Purkiss started. The fishy glitter in his eye became intensified. He looked like a halibut which has just been asked by another halibut to lend it a couple of quid till next Wednesday.
"There should be a tenner coming to me," said Bingo.
"Oh, no, no, no," said Purkiss. "Oh, no, no, no, no, no. All contributions which you may make to the paper are of course covered by your salary."
"What!" cried Bingo. "You mean I don't touch?"
Purkiss assured him that he did not, and Bingo tottered from the room and went off to the club to pull himself together with a couple of quick ones. And he was just finishing the second when Oofy Prosser came in. One glance at him told Bingo that here was the
fountainhead to which he must go. He needed someone to lend him a tenner, and Oofy, he felt, was the People's Choice.
Now I need scarcely tell you that a fellow who is going to lend you a tenner must have two prime qualifications. He must be good for the amount and he must be willing to part with it. Oofy unquestionably filled the bill in the first particular, but experience had taught Bingo that he was apt to fall down on the second. Nevertheless it was in optimistic mood that he beetled over to his old friend. Oofy, he reminded himself, was Algernon Aubrey's godfather, and it was only natural to suppose that he could be delighted to come through with a birthday present for the little chap. Well, not delighted, perhaps. Still, a bit of persevering excavating work would probably dig up the needful.
"Oh, hullo, Oofy, old man," he said. "Oofy, old man, do you know what? It's Algy's birthday very shortly."
"Algy who?"
"Algy A. Little. The good old baby. Your godson."
A quick shudder ran through Oofy. He was thinking of the occasion when he had had a severe morning head and Bingo had brought the stripling to his flat and introduced them.
"Oh, my Aunt!" he said. "That frightful little gumboil!"
His tone was not encouraging, but Bingo carried on.

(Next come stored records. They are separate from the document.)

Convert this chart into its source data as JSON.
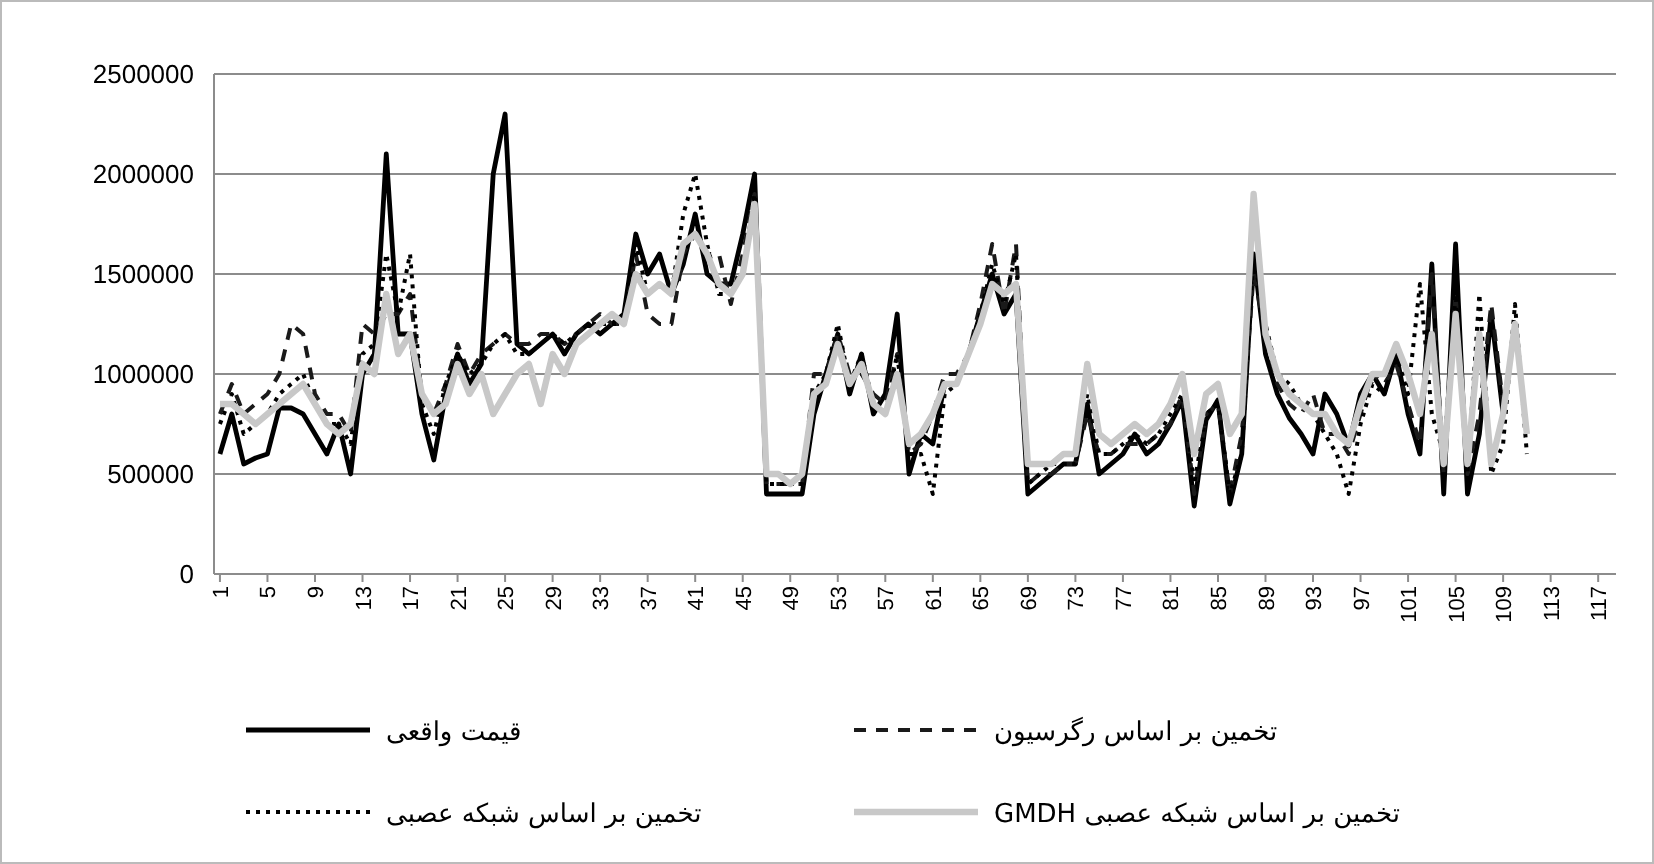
{
  "chart_data": {
    "type": "line",
    "categories": [
      "1",
      null,
      null,
      null,
      "5",
      null,
      null,
      null,
      "9",
      null,
      null,
      null,
      "13",
      null,
      null,
      null,
      "17",
      null,
      null,
      null,
      "21",
      null,
      null,
      null,
      "25",
      null,
      null,
      null,
      "29",
      null,
      null,
      null,
      "33",
      null,
      null,
      null,
      "37",
      null,
      null,
      null,
      "41",
      null,
      null,
      null,
      "45",
      null,
      null,
      null,
      "49",
      null,
      null,
      null,
      "53",
      null,
      null,
      null,
      "57",
      null,
      null,
      null,
      "61",
      null,
      null,
      null,
      "65",
      null,
      null,
      null,
      "69",
      null,
      null,
      null,
      "73",
      null,
      null,
      null,
      "77",
      null,
      null,
      null,
      "81",
      null,
      null,
      null,
      "85",
      null,
      null,
      null,
      "89",
      null,
      null,
      null,
      "93",
      null,
      null,
      null,
      "97",
      null,
      null,
      null,
      "101",
      null,
      null,
      null,
      "105",
      null,
      null,
      null,
      "109",
      null,
      null,
      null,
      "113",
      null,
      null,
      null,
      "117",
      null
    ],
    "series": [
      {
        "name": "قیمت واقعی",
        "color": "#000000",
        "line_style": "solid",
        "values": [
          600000,
          800000,
          550000,
          580000,
          600000,
          830000,
          830000,
          800000,
          700000,
          600000,
          750000,
          500000,
          1000000,
          1100000,
          2100000,
          1200000,
          1200000,
          800000,
          570000,
          900000,
          1100000,
          950000,
          1050000,
          2000000,
          2300000,
          1150000,
          1100000,
          1150000,
          1200000,
          1100000,
          1200000,
          1250000,
          1200000,
          1250000,
          1300000,
          1700000,
          1500000,
          1600000,
          1400000,
          1550000,
          1800000,
          1500000,
          1450000,
          1450000,
          1700000,
          2000000,
          400000,
          400000,
          400000,
          400000,
          800000,
          1000000,
          1200000,
          900000,
          1100000,
          800000,
          900000,
          1300000,
          500000,
          700000,
          650000,
          950000,
          950000,
          1100000,
          1300000,
          1500000,
          1300000,
          1400000,
          400000,
          450000,
          500000,
          550000,
          550000,
          850000,
          500000,
          550000,
          600000,
          700000,
          600000,
          650000,
          750000,
          870000,
          340000,
          770000,
          870000,
          350000,
          600000,
          1600000,
          1100000,
          900000,
          780000,
          700000,
          600000,
          900000,
          800000,
          640000,
          900000,
          1000000,
          900000,
          1100000,
          800000,
          600000,
          1550000,
          400000,
          1650000,
          400000,
          700000,
          1300000,
          800000,
          null,
          null,
          null,
          null,
          null,
          null,
          null,
          null,
          null
        ]
      },
      {
        "name": "تخمین بر اساس رگرسیون",
        "color": "#1a1a1a",
        "line_style": "dashed",
        "values": [
          800000,
          950000,
          800000,
          850000,
          900000,
          1000000,
          1250000,
          1200000,
          900000,
          800000,
          800000,
          700000,
          1250000,
          1200000,
          1300000,
          1300000,
          1400000,
          900000,
          800000,
          950000,
          1150000,
          1000000,
          1100000,
          1150000,
          1200000,
          1150000,
          1150000,
          1200000,
          1200000,
          1150000,
          1200000,
          1250000,
          1300000,
          1250000,
          1250000,
          1600000,
          1300000,
          1250000,
          1250000,
          1600000,
          1700000,
          1600000,
          1600000,
          1350000,
          1600000,
          1900000,
          450000,
          450000,
          450000,
          450000,
          1000000,
          1000000,
          1200000,
          1000000,
          1000000,
          900000,
          850000,
          1100000,
          600000,
          650000,
          800000,
          1000000,
          1000000,
          1100000,
          1350000,
          1650000,
          1300000,
          1650000,
          450000,
          500000,
          500000,
          550000,
          550000,
          800000,
          600000,
          600000,
          650000,
          650000,
          650000,
          700000,
          750000,
          900000,
          400000,
          800000,
          850000,
          400000,
          700000,
          1500000,
          1200000,
          950000,
          850000,
          800000,
          900000,
          700000,
          700000,
          600000,
          800000,
          1000000,
          950000,
          1050000,
          850000,
          650000,
          1500000,
          500000,
          1400000,
          500000,
          800000,
          1350000,
          850000,
          null,
          null,
          null,
          null,
          null,
          null,
          null,
          null,
          null
        ]
      },
      {
        "name": "تخمین بر اساس شبکه عصبی",
        "color": "#000000",
        "line_style": "dotted",
        "values": [
          750000,
          900000,
          700000,
          750000,
          800000,
          900000,
          950000,
          1000000,
          850000,
          750000,
          750000,
          650000,
          1100000,
          1150000,
          1600000,
          1300000,
          1600000,
          850000,
          700000,
          950000,
          1100000,
          1000000,
          1050000,
          1150000,
          1200000,
          1100000,
          1100000,
          1150000,
          1200000,
          1150000,
          1200000,
          1250000,
          1250000,
          1250000,
          1250000,
          1650000,
          1400000,
          1450000,
          1400000,
          1800000,
          2000000,
          1650000,
          1400000,
          1400000,
          1500000,
          1900000,
          450000,
          450000,
          450000,
          450000,
          900000,
          1000000,
          1250000,
          950000,
          1100000,
          850000,
          800000,
          1100000,
          600000,
          600000,
          400000,
          900000,
          950000,
          1100000,
          1300000,
          1550000,
          1350000,
          1600000,
          450000,
          500000,
          550000,
          550000,
          550000,
          900000,
          600000,
          600000,
          650000,
          700000,
          650000,
          700000,
          800000,
          900000,
          450000,
          800000,
          850000,
          400000,
          600000,
          1600000,
          1250000,
          1000000,
          950000,
          850000,
          800000,
          700000,
          600000,
          400000,
          750000,
          950000,
          900000,
          1100000,
          900000,
          1450000,
          800000,
          600000,
          1400000,
          500000,
          1400000,
          500000,
          650000,
          1350000,
          600000,
          null,
          null,
          null,
          null,
          null,
          null,
          null
        ]
      },
      {
        "name": "تخمین بر اساس شبکه عصبی GMDH",
        "color": "#c8c8c8",
        "line_style": "solid",
        "values": [
          850000,
          850000,
          800000,
          750000,
          800000,
          850000,
          900000,
          950000,
          850000,
          750000,
          700000,
          750000,
          1050000,
          1000000,
          1400000,
          1100000,
          1200000,
          900000,
          800000,
          850000,
          1050000,
          900000,
          1000000,
          800000,
          900000,
          1000000,
          1050000,
          850000,
          1100000,
          1000000,
          1150000,
          1200000,
          1250000,
          1300000,
          1250000,
          1500000,
          1400000,
          1450000,
          1400000,
          1650000,
          1700000,
          1600000,
          1450000,
          1400000,
          1500000,
          1850000,
          500000,
          500000,
          450000,
          500000,
          900000,
          950000,
          1150000,
          950000,
          1050000,
          850000,
          800000,
          1000000,
          650000,
          700000,
          800000,
          950000,
          950000,
          1100000,
          1250000,
          1450000,
          1400000,
          1450000,
          550000,
          550000,
          550000,
          600000,
          600000,
          1050000,
          700000,
          650000,
          700000,
          750000,
          700000,
          750000,
          850000,
          1000000,
          600000,
          900000,
          950000,
          700000,
          800000,
          1900000,
          1200000,
          1000000,
          900000,
          850000,
          800000,
          800000,
          700000,
          650000,
          850000,
          1000000,
          1000000,
          1150000,
          1000000,
          800000,
          1200000,
          550000,
          1300000,
          550000,
          1200000,
          550000,
          800000,
          1250000,
          700000,
          null,
          null,
          null,
          null,
          null,
          null,
          null
        ]
      }
    ],
    "ylim": [
      0,
      2500000
    ],
    "yticks": [
      0,
      500000,
      1000000,
      1500000,
      2000000,
      2500000
    ],
    "grid": "y",
    "legend": "bottom"
  }
}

"Presents are now pouring in, and I knew you would be hurt if you were not given the opportunity of contributing some little trifle. Ten quid was what suggested itself to me. The simplest thing," said Bingo, "would be if you were to slip me the money now. Then it would be off your mind."
Oofy flushed darkly beneath his pimples.
"Now listen," he said, and there was no mistaking the ring of determination in his voice. "When you talked me - against my better judgment - into becoming godfather to a child who looks like a ventriloquist's dummy, I expressly stipulated that a silver mug was to be accepted in full settlement, and we had a gentleman's agreement to that effect. It still holds good."
"Ten quid isn't much."
"It's ten quid more than you're going to get out of me."